Erico esbozó una leve reverencia con la cabeza y salió de la alcoba de Régula Segunda. Orenco siguió sus pasos y se encaminaron hacia las cocinas a preparar el filtro curativo para la joven. El godo extrajo unas cuantas yerbas del saquito que pendía de su cinturón y, tras colocarlas en un cuenco, pidió al cocinero que derramase agua hirviendo sobre ellas.

—Acebo y eucalipto –dijo el tuerto sonriendo.

—Y polvo de raíz de genciana –añadió el joven–, que elimina las impurezas del cuerpo. Efectivo aunque de sabor amarguísimo.
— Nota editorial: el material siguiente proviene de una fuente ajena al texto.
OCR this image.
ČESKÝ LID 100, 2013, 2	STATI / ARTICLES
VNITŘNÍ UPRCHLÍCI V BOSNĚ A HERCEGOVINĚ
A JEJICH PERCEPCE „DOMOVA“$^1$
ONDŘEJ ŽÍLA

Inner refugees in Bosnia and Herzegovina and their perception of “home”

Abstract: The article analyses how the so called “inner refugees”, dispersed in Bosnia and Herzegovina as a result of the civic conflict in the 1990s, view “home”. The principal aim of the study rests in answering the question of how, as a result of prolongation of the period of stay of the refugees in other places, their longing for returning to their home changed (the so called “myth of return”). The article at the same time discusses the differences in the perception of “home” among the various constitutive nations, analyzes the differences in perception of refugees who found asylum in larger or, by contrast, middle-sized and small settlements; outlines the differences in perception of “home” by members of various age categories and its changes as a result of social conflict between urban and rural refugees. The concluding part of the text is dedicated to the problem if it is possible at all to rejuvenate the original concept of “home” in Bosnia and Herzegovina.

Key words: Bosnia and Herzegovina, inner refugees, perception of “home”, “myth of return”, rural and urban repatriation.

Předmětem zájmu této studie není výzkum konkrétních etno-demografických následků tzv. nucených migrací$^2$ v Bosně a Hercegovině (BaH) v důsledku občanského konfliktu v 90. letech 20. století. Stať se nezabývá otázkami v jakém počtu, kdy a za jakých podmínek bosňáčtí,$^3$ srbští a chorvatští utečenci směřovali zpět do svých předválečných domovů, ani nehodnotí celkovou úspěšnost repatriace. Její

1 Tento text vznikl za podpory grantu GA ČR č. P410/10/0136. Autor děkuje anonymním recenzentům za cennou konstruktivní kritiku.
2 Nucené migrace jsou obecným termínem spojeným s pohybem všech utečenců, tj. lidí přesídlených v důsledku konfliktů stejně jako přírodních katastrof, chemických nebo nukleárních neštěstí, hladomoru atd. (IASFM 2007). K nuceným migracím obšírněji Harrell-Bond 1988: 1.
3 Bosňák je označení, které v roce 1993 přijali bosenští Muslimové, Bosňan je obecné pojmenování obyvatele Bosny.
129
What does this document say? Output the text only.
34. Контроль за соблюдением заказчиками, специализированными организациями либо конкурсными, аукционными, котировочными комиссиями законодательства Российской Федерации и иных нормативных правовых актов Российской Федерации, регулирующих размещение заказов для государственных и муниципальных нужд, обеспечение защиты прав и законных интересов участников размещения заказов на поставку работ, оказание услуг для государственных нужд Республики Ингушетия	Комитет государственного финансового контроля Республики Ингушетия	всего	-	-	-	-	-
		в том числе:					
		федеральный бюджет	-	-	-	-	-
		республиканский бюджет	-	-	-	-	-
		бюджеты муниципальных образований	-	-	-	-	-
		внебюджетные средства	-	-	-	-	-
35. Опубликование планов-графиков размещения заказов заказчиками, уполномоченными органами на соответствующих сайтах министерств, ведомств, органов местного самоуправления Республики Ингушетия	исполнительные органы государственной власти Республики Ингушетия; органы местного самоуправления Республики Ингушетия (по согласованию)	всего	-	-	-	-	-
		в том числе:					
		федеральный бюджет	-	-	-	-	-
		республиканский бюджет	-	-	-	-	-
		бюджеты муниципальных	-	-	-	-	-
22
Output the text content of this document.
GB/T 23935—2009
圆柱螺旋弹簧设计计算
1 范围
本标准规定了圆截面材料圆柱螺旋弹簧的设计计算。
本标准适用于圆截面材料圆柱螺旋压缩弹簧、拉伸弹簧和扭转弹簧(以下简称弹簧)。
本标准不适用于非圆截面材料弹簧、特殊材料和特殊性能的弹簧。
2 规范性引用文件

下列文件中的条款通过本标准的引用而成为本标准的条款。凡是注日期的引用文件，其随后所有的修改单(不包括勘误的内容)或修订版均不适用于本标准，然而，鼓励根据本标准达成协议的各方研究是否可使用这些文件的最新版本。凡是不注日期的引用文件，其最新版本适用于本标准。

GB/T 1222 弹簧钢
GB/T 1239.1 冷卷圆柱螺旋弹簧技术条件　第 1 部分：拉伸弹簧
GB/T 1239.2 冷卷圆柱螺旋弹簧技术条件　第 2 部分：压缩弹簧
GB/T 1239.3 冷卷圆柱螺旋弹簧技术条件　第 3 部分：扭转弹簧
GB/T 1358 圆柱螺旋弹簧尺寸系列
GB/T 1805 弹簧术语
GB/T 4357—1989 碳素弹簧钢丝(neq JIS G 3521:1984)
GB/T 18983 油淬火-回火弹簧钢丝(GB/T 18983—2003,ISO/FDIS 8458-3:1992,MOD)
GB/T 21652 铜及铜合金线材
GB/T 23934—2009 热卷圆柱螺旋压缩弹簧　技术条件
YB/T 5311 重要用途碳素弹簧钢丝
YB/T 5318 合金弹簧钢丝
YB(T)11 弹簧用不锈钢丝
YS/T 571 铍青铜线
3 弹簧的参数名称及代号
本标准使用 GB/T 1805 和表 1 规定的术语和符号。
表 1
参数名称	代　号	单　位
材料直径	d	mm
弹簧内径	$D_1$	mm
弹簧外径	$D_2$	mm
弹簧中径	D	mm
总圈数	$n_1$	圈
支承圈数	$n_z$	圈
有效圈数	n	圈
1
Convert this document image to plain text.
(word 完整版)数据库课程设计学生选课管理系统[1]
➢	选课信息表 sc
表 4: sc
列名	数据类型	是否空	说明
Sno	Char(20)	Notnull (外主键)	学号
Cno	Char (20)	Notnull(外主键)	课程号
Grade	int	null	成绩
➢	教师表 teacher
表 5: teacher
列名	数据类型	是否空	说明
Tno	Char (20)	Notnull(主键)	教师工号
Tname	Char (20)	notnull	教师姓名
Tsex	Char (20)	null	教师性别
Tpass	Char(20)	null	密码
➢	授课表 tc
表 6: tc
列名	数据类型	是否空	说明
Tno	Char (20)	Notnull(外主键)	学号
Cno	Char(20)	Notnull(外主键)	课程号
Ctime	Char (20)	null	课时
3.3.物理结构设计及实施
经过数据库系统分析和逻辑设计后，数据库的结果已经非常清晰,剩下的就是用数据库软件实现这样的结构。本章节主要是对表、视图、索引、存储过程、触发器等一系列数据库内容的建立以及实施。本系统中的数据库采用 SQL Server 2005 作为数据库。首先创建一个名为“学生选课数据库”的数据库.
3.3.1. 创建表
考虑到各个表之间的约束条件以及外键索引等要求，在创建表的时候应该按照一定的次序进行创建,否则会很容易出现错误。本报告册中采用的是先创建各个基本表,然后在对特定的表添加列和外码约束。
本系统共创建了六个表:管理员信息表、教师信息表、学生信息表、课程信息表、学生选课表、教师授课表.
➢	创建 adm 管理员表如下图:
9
Erico se dirigió al cocinero.

—Dame un poco de miel –ordenó.

Con una cuchara removió el bebedizo hasta mezclar bien sus componentes.

—¿Vas a hacerte físico, Erico?

—No sé, Orenco –dudó el muchacho–, me gusta preparar remedios medicinales y estudiar el cuerpo humano pero, al contrario que Eudoxo, no soporto la cirugía.

El siervo asintió comprendiendo.

—No tienes por qué practicarla, algunos médicos lo hacen y otros no.

—Lo sé, pero no quiero defraudar a Eudoxo.

Los dos godos retornaron al interior de la amplia alcoba donde la enferma yacía postrada por sus fiebres. Régula los miraba severamente desde la cabecera de la cama de su hija y, antes de que Erico aproximase el líquido medicamentoso a los labios de la joven, hizo una señal de parada.

—Pruébalo tú, Orenco –ordenó con tono autoritario.

El joven ayudante del médico, sabiendo que la romana sospechaba de envenenamiento, lanzó una mirada heladora a la patricia y probó él mismo el bebedizo.

—No os dejéis influenciar por las sospechas de vuestro hijo –dijo el tuerto–, Cayo y Erik no están hechos del mismo barro.

Régula levantó una ceja escéptica.

—Nunca está de más asegurarse.

—Mi señora –dijo el godo–, podéis estar segura de una cosa, si tuviese anhelo de venganza nunca intentaría resarcirme con un inocente.

—¿Te presupongo, pues, hombre de elevada moral? –preguntó la romana irónicamente.

—He dado instrucciones al cocinero para que prepare la medicina para vuestra hija –dijo Erico ignorando la pregunta–. Si su estado empeora, enviadme a Orenco con aviso y vendré en cualquier momento, de día o de noche. No abandonaré la ciudad hasta que Régula Segunda recupere la salud.

El joven se encaminó lentamente hacia la puerta de la habitación y el único ojo del esclavo persiguió su imagen.

—¡Que gran hombre va a ser este muchacho! –exclamó el tuerto con admiración.

Explicit liber primus.

*

Y aquí termina la primera parte del libro de Erik el Godo.